# Vermont MTB Festival...



## JD (May 19, 2009)

Epic trips to Vermont aren't just for winter.  Tons of great riding in Northern and central VT.   This is a great opportunity to come on up and get guided tours of some of the best riding on the East Coast.  If you only come to VT to ride the Kingdom trails, come check out the fest and see what the locals ride.  
http://www.vermontmountainbikefestival.com/


----------



## bvibert (May 24, 2009)

Sounds like a good time.  Are you going JD?


----------



## JD (May 24, 2009)

I live here.....Prolly be leading a Millstone ride and joining on on a Waterbury ride.


----------



## mlctvt (May 25, 2009)

My wife and i will be in Southern Vt next weekend for some seriously hilly road riding then on to the TourDe Kingdom organized road event for June 6 and 7th. 

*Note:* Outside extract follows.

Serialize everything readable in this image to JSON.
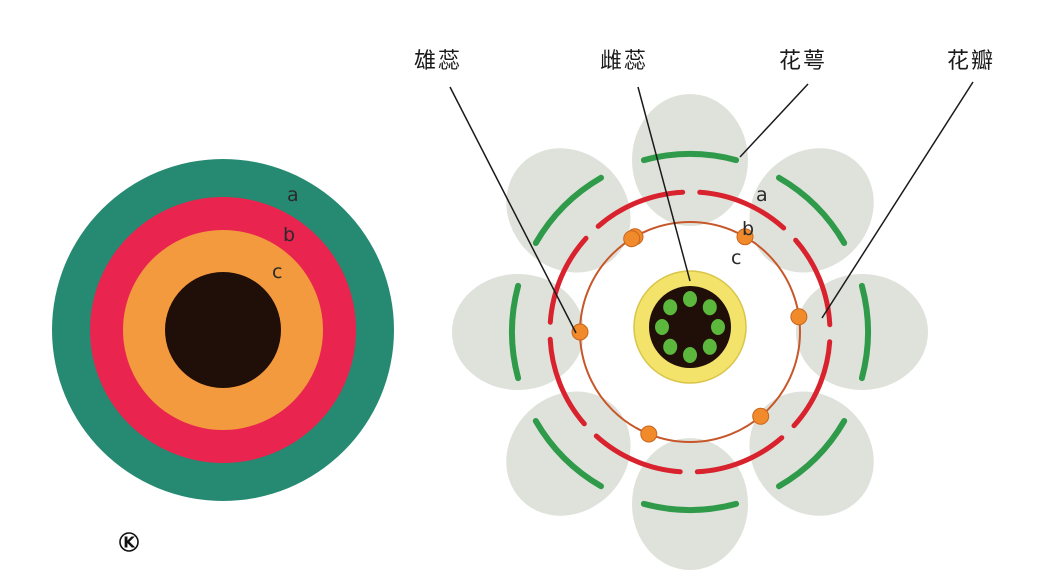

http://www.tourdekingdom.org/

Sunday's 101 mile ride goes up Route 105 by Jay Peak. The last time I rode this route I did 55MPH on the descent going east. Since this is an organized ride I'll probably take it easy this time.


----------



## tjf67 (May 26, 2009)

I think I have a group together to come over.     Should be a good weekend.  As if any are not.


----------